Home >Database >Mysql Tutorial >How can I achieve efficient fuzzy matching for email addresses and phone numbers within Elasticsearch?

How can I achieve efficient fuzzy matching for email addresses and phone numbers within Elasticsearch?

Susan Sarandon
Susan SarandonOriginal
2024-10-31 09:19:01850browse

How can I achieve efficient fuzzy matching for email addresses and phone numbers within Elasticsearch?

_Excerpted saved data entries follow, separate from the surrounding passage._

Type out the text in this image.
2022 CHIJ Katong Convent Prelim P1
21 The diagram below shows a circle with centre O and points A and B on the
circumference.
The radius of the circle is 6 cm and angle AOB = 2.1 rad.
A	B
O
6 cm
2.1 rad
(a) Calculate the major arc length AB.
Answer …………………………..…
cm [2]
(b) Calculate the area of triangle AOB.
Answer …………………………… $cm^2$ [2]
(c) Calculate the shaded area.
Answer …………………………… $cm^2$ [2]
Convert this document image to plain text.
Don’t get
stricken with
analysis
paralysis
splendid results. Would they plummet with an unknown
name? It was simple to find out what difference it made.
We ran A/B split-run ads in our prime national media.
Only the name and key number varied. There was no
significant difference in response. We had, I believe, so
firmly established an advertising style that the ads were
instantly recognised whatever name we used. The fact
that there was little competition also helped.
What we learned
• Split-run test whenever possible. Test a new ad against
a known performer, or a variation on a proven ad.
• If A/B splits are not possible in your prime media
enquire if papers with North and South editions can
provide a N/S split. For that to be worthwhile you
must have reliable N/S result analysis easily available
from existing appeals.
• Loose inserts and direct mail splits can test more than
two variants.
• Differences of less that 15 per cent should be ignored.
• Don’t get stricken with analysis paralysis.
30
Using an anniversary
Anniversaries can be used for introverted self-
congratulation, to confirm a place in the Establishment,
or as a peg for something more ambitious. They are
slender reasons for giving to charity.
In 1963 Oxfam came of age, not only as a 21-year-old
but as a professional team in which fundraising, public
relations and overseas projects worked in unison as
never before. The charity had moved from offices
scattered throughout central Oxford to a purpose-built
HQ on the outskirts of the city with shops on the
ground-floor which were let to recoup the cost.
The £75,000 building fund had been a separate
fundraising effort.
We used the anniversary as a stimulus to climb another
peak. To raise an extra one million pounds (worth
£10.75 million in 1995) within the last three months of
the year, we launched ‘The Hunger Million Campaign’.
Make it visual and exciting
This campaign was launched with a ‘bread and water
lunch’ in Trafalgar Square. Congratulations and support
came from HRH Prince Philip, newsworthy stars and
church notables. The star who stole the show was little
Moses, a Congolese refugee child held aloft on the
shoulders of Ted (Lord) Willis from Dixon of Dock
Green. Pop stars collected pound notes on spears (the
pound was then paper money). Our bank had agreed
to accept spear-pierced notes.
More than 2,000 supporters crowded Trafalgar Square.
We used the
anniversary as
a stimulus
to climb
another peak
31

Elasticsearch Fuzzy Email or Telephone Matching

Question:

How can fuzzy matching be implemented for email addresses or telephone numbers using Elasticsearch? Specifically, how can one match all emails ending with "@gmail.com" or all telephone numbers starting with "136"?

Answer:

Utilizing custom analyzers for indexing and searching can facilitate fuzzy matching for email and telephone data.

Email Fuzzy Matching:

Configure an analyzer with the following settings:

  • Index analyzer: index_email_analyzer

    • Standard tokenizer
    • Lowercase and name-ngram filters
    • Max gram: 20
  • Search analyzer: search_email_analyzer

    • Standard tokenizer
    • Lowercase filter

Telephone Number Fuzzy Matching:

Configure an analyzer with the following settings:

  • Index analyzer: index_phone_analyzer

    • Digit-only filter
    • Edge-ngram tokenizer (3-15 grams)
    • Min gram: 1
    • Max gram: 15
  • Search analyzer: search_phone_analyzer

    • Digit-only filter
    • Keyword tokenizer

Index Example:

PUT myindex
{
  "settings": {
    "analysis": {
      "analyzer": {
        "email_url_analyzer": {
          "type": "custom",
          "tokenizer": "uax_url_email",
          "filter": [ "trim" ]
        },
        "index_phone_analyzer": {
          "type": "custom",
          "char_filter": [ "digit_only" ],
          "tokenizer": "digit_edge_ngram_tokenizer",
          "filter": [ "trim" ]
        },
        "search_phone_analyzer": {
          "type": "custom",
          "char_filter": [ "digit_only" ],
          "tokenizer": "keyword",
          "filter": [ "trim" ]
        },
        "index_email_analyzer": {
          "type": "custom",
          "tokenizer": "standard",
          "filter": [ "lowercase", "name_ngram_filter", "trim" ]
        },
        "search_email_analyzer": {
          "type": "custom",
          "tokenizer": "standard",
          "filter": [ "lowercase", "trim" ]
        }
      },
      "char_filter": {
        "digit_only": {
          "type": "pattern_replace",
          "pattern": "\D+",
          "replacement": ""
        }
      },
      "tokenizer": {
        "digit_edge_ngram_tokenizer": {
          "type": "edgeNGram",
          "min_gram": "1",
          "max_gram": "15",
          "token_chars": [ "digit" ]
        }
      },
      "filter": {
        "name_ngram_filter": {
          "type": "ngram",
          "min_gram": "1",
          "max_gram": "20"
        }
      }
    }
  },
  "mappings": {
    "your_type": {
      "properties": {
        "email": {
          "type": "string",
          "analyzer": "index_email_analyzer",
          "search_analyzer": "search_email_analyzer"
        },
        "phone": {
          "type": "string",
          "analyzer": "index_phone_analyzer",
          "search_analyzer": "search_phone_analyzer"
        }
      }
    }
  }
}

Search Queries:

  • Match all emails ending with "@gmail.com":
POST myindex
{ 
    "query": {
        "term": 
            { "email": "@gmail.com" }
    }
}
  • Match all telephone numbers starting with "136":
POST myindex
{ 
    "query": {
        "term": 
            { "phone": "136" }
    }
}

By utilizing these custom analyzers, Elasticsearch can perform fuzzy matching for email addresses and telephone numbers efficiently.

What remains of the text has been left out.